Afternoon Breakout 2: It’s a (R)evolution: the Modern Investor, Value, Growth
Speaker: Jackie Wilke
The financial services industry and modern investor are constantly evolving, disrupting the value of the financial professional and opportunities for growth (i.e. women and next-gen investors). In response, future-focused professionals are embracing the Financial Professional 2.0. Among other shifts, they’re leaning into the human-to-human advantage, doing more than managing money and are highly relevant to a defined audience.

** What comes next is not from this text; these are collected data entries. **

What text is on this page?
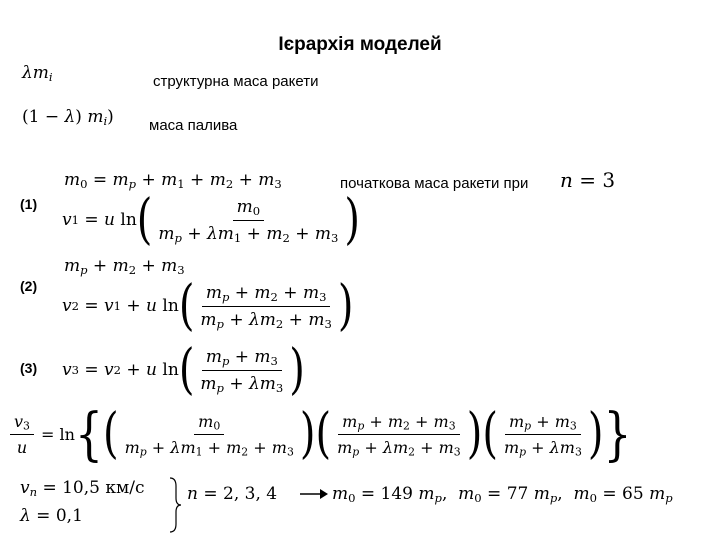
Ієрархія моделей
$\lambda m_i$	структурна маса ракети
(1 − λ) $m_i$) маса палива
$m_0 = m_p + m_1 + m_2 + m_3$	початкова маса ракети при n = 3
(1)
v 1 = u ln ( $\frac{m_0}{m_p + \lambda m_1 + m_2 + m_3}$ )
$m_p + m_2 + m_3$
(2)
v 2 = v 1 + u ln ( $\frac{m_p + m_2 + m_3}{m_p + \lambda m_2 + m_3}$ )
(3) v 3 = v 2 + u ln ( $\frac{m_p + m_3}{m_p + \lambda m_3}$ )
$\frac{v_3}{u} = \ln$ { ( $\frac{m_0}{m_p + \lambda m_1 + m_2 + m_3}$ ) ( $\frac{m_p + m_2 + m_3}{m_p + \lambda m_2 + m_3}$ ) ( $\frac{m_p + m_3}{m_p + \lambda m_3}$ ) }
$v_n = 10,5$ км/с
λ = 0,1
n = 2, 3, 4	$m_0 = 149$ $m_p$,  $m_0 = 77$ $m_p$,  $m_0 = 65$ $m_p$
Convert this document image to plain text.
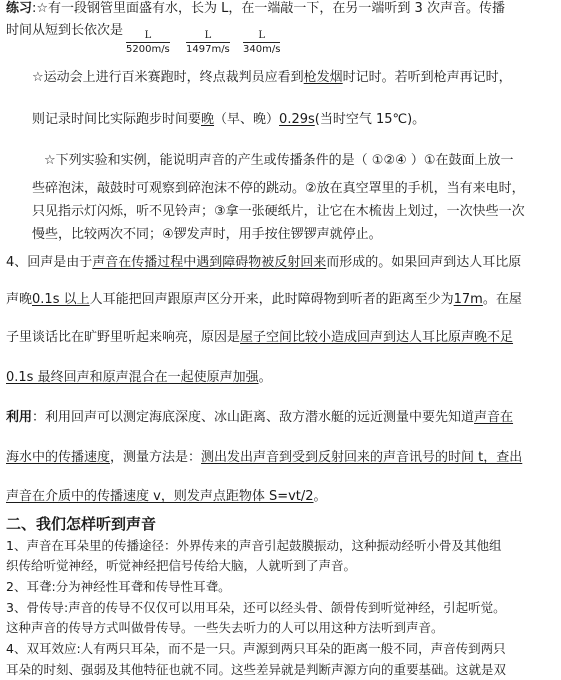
练习:☆有一段钢管里面盛有水，长为 L，在一端敲一下，在另一端听到 3 次声音。传播
时间从短到长依次是 $\frac{L}{5200m/s} \frac{L}{1497m/s} \frac{L}{340m/s}$
☆运动会上进行百米赛跑时，终点裁判员应看到枪发烟时记时。若听到枪声再记时，
则记录时间比实际跑步时间要晚（早、晚）0.29s(当时空气 15℃)。
☆下列实验和实例，能说明声音的产生或传播条件的是（ ①②④ ）①在鼓面上放一
些碎泡沫，敲鼓时可观察到碎泡沫不停的跳动。②放在真空罩里的手机，当有来电时，
只见指示灯闪烁，听不见铃声；③拿一张硬纸片，让它在木梳齿上划过，一次快些一次
慢些，比较两次不同；④锣发声时，用手按住锣锣声就停止。
4、回声是由于声音在传播过程中遇到障碍物被反射回来而形成的。如果回声到达人耳比原
声晚0.1s 以上人耳能把回声跟原声区分开来，此时障碍物到听者的距离至少为17m。在屋
子里谈话比在旷野里听起来响亮，原因是屋子空间比较小造成回声到达人耳比原声晚不足
0.1s 最终回声和原声混合在一起使原声加强。
利用：利用回声可以测定海底深度、冰山距离、敌方潜水艇的远近测量中要先知道声音在
海水中的传播速度，测量方法是：测出发出声音到受到反射回来的声音讯号的时间 t，查出
声音在介质中的传播速度 v，则发声点距物体 S=vt/2。
二、我们怎样听到声音
1、声音在耳朵里的传播途径：外界传来的声音引起鼓膜振动，这种振动经听小骨及其他组
织传给听觉神经，听觉神经把信号传给大脑，人就听到了声音。
2、耳聋:分为神经性耳聋和传导性耳聋。
3、骨传导:声音的传导不仅仅可以用耳朵，还可以经头骨、颌骨传到听觉神经，引起听觉。
这种声音的传导方式叫做骨传导。一些失去听力的人可以用这种方法听到声音。
4、双耳效应:人有两只耳朵，而不是一只。声源到两只耳朵的距离一般不同，声音传到两只
耳朵的时刻、强弱及其他特征也就不同。这些差异就是判断声源方向的重要基础。这就是双
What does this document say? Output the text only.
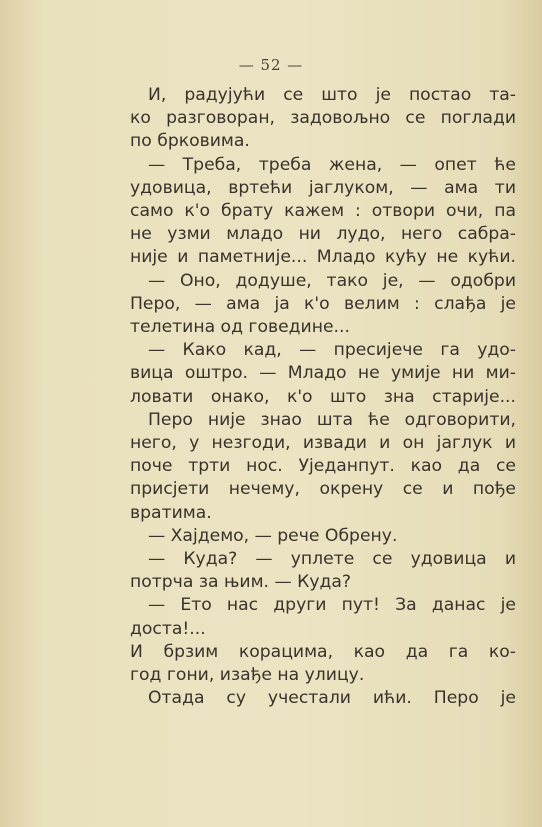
— 52 —
И, радујући се што је постао та-
ко разговоран, задовољно се поглади
по брковима.
— Треба, треба жена, — опет ће
удовица, вртећи јаглуком, — ама ти
само к'о брату кажем : отвори очи, па
не узми младо ни лудо, него сабра-
није и паметније... Младо кућу не кући.
— Оно, додуше, тако је, — одобри
Перо, — ама ја к'о велим : слађа је
телетина од говедине...
— Како кад, — пресијече га удо-
вица оштро. — Младо не умије ни ми-
ловати онако, к'о што зна старије...
Перо није знао шта ће одговорити,
него, у незгоди, извади и он јаглук и
поче трти нос. Уједанпут. као да се
присјети нечему, окрену се и пође
вратима.
— Хајдемо, — рече Обрену.
— Куда? — уплете се удовица и
потрча за њим. — Куда?
— Ето нас други пут! За данас је
доста!...
И брзим корацима, као да га ко-
год гони, изађе на улицу.
Отада су учестали ићи. Перо је
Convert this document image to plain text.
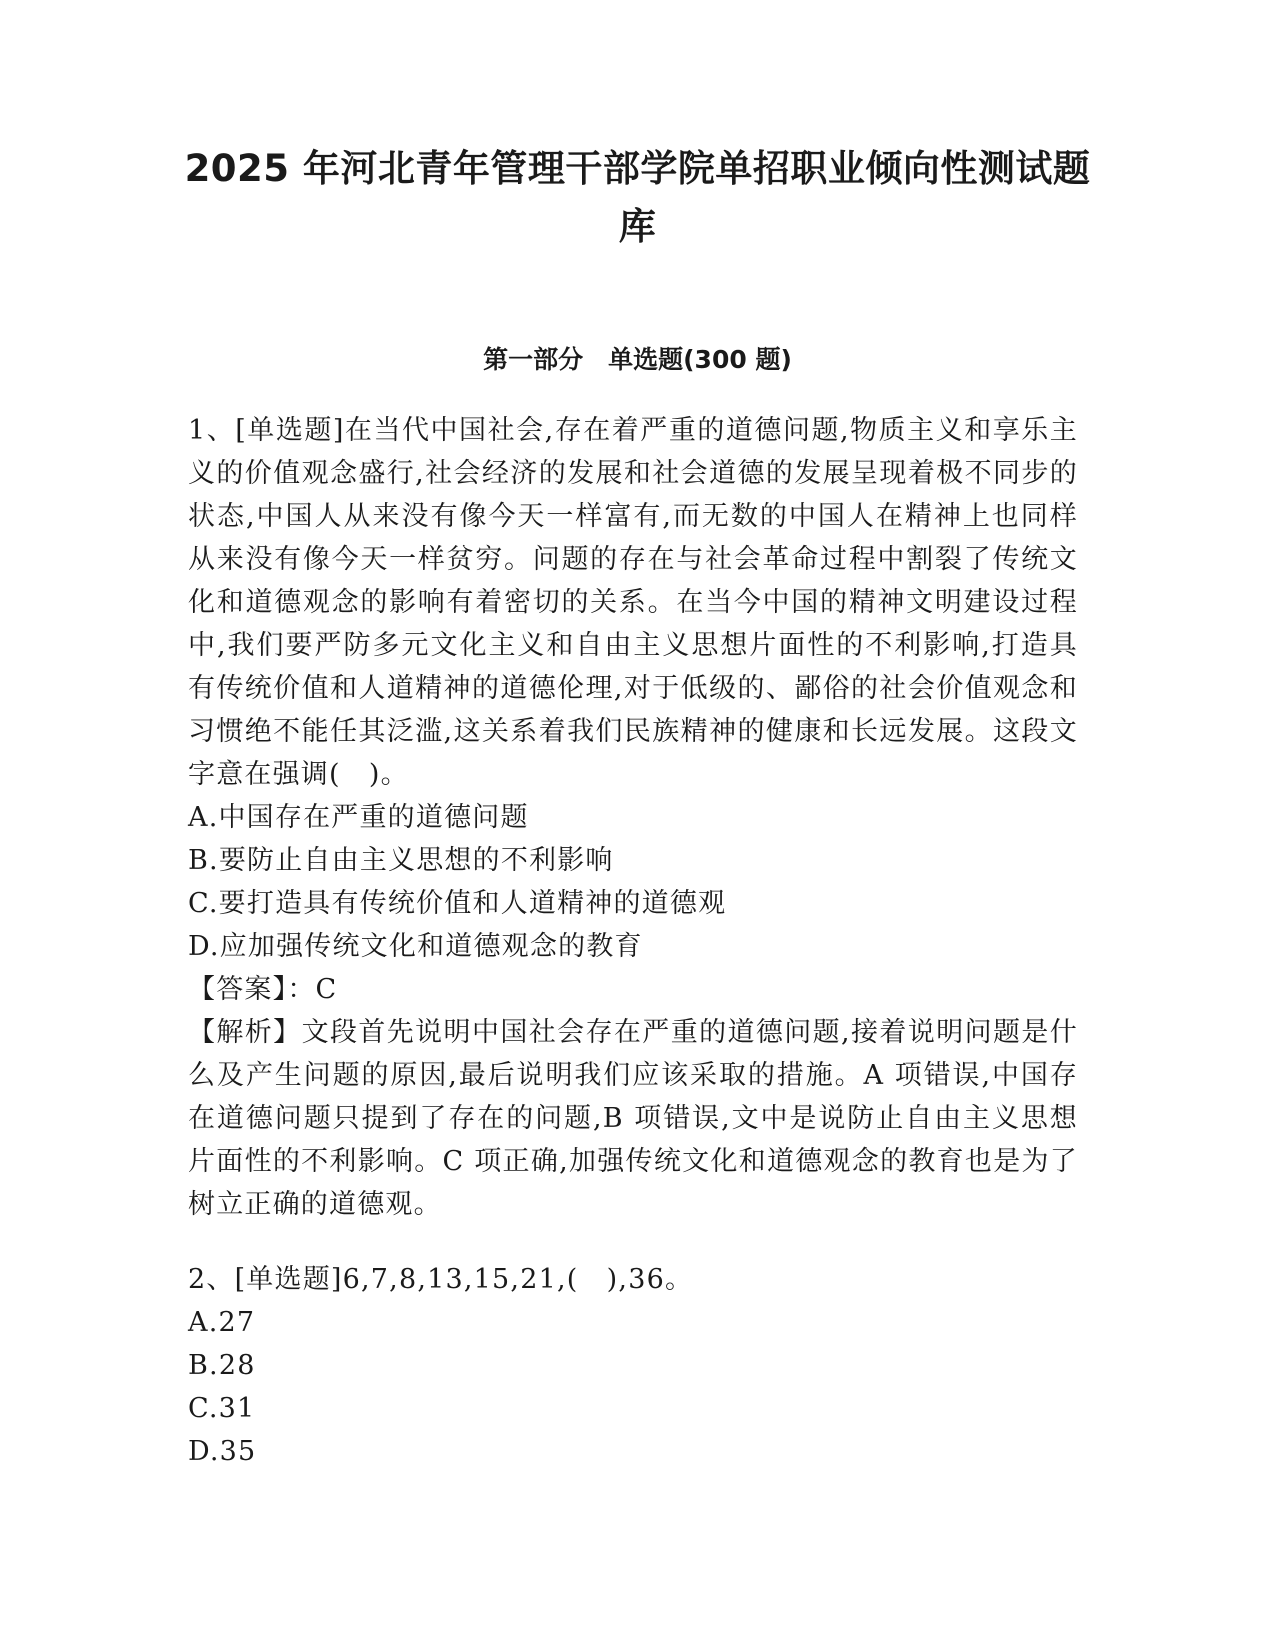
2025 年河北青年管理干部学院单招职业倾向性测试题
库
第一部分　单选题(300 题)

1、[单选题]在当代中国社会,存在着严重的道德问题,物质主义和享乐主义的价值观念盛行,社会经济的发展和社会道德的发展呈现着极不同步的状态,中国人从来没有像今天一样富有,而无数的中国人在精神上也同样从来没有像今天一样贫穷。问题的存在与社会革命过程中割裂了传统文化和道德观念的影响有着密切的关系。在当今中国的精神文明建设过程中,我们要严防多元文化主义和自由主义思想片面性的不利影响,打造具有传统价值和人道精神的道德伦理,对于低级的、鄙俗的社会价值观念和习惯绝不能任其泛滥,这关系着我们民族精神的健康和长远发展。这段文字意在强调(　)。

A.中国存在严重的道德问题

B.要防止自由主义思想的不利影响

C.要打造具有传统价值和人道精神的道德观

D.应加强传统文化和道德观念的教育

【答案】：C

【解析】文段首先说明中国社会存在严重的道德问题,接着说明问题是什么及产生问题的原因,最后说明我们应该采取的措施。A 项错误,中国存在道德问题只提到了存在的问题,B 项错误,文中是说防止自由主义思想片面性的不利影响。C 项正确,加强传统文化和道德观念的教育也是为了树立正确的道德观。

2、[单选题]6,7,8,13,15,21,(　),36。

A.27

B.28

C.31

D.35
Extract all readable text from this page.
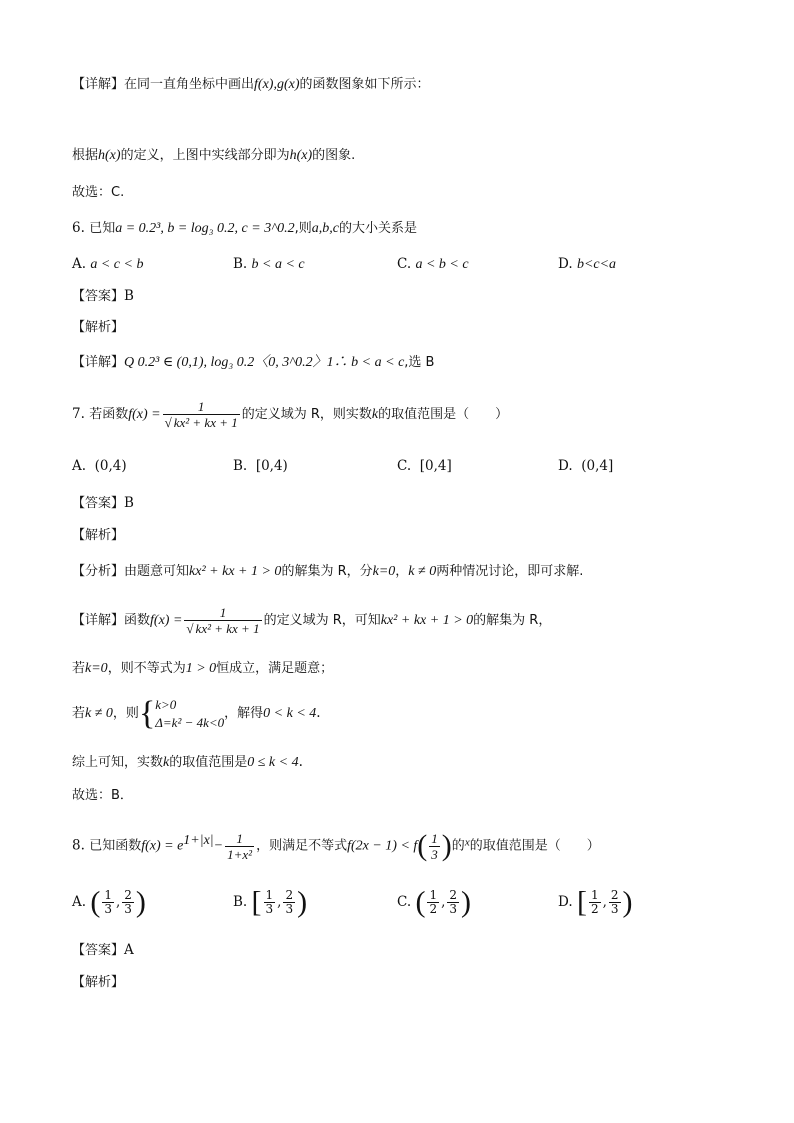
【详解】在同一直角坐标中画出f(x),g(x)的函数图象如下所示：
根据h(x)的定义，上图中实线部分即为h(x)的图象.
故选：C.
6. 已知a = 0.2³, b = log₃ 0.2, c = 3^0.2,则a,b,c的大小关系是
A. a < c < b	B. b < a < c	C. a < b < c	D. b<c<a
【答案】B
【解析】
【详解】Q 0.2³ ∈ (0,1), log₃ 0.2〈0, 3^0.2〉1∴ b < a < c,选 B
7. 若函数$f(x) = \frac{1}{\text{√ kx² + kx + 1}}$ 的定义域为 R，则实数k的取值范围是（　　）
A. (0,4)	B. [0,4)	C. [0,4]	D. (0,4]
【答案】B
【解析】
【分析】由题意可知kx² + kx + 1 > 0的解集为 R，分k=0，k ≠ 0两种情况讨论，即可求解.
【详解】函数$f(x) = \frac{1}{\text{√ kx² + kx + 1}}$ 的定义域为 R，可知kx² + kx + 1 > 0的解集为 R，
若k=0，则不等式为1 > 0恒成立，满足题意；
若k ≠ 0，则{ k>0
Δ=k² − 4k<0
，解得0 < k < 4.
综上可知，实数k的取值范围是0 ≤ k < 4.
故选：B．
8. 已知函数$f(x) = e^{1+|x|}- \frac{1}{\text{1+x²}}$ ，则满足不等式$f(2x - 1) < f( \frac{1}{3}$ )的$^x$的取值范围是（　　）
A. ( $\frac{1}{3}$ , $\frac{2}{3}$ )	B. [ $\frac{1}{3}$ , $\frac{2}{3}$ )	C. ( $\frac{1}{2}$ , $\frac{2}{3}$ )	D. [ $\frac{1}{2}$ , $\frac{2}{3}$ )
【答案】A
【解析】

4:00-5:05pm | POLARIS BALLROOM
Keynote: Real Financial Planning: Defenders vs. Guides
Speaker: Carl Richards
Purpose vs. Goals, Precision vs. Persistence, Facts vs. Empathy, Plans vs. Planning. In this session, financial advisors will gain greater awareness into what it means to deliver a behaviorally-informed financial planning process. Specifically, the session elaborates on the idea that financial planners are not defenders of an outdated map but are guides in an ever-changing landscape. To that end, advisors will learn specific phrasing for working with clients. They will gain insight into client emotions and how emotions can, if we are guides, positively impact the advisor-client relationship. And perhaps most important, advisors will be challenged to adopt a process where we normalize, with clients, the search for disconfirming evidence and begin to see financial plans as just strong opinions… held loosely, placing the power of the work between advisors and clients into course corrections and relationships.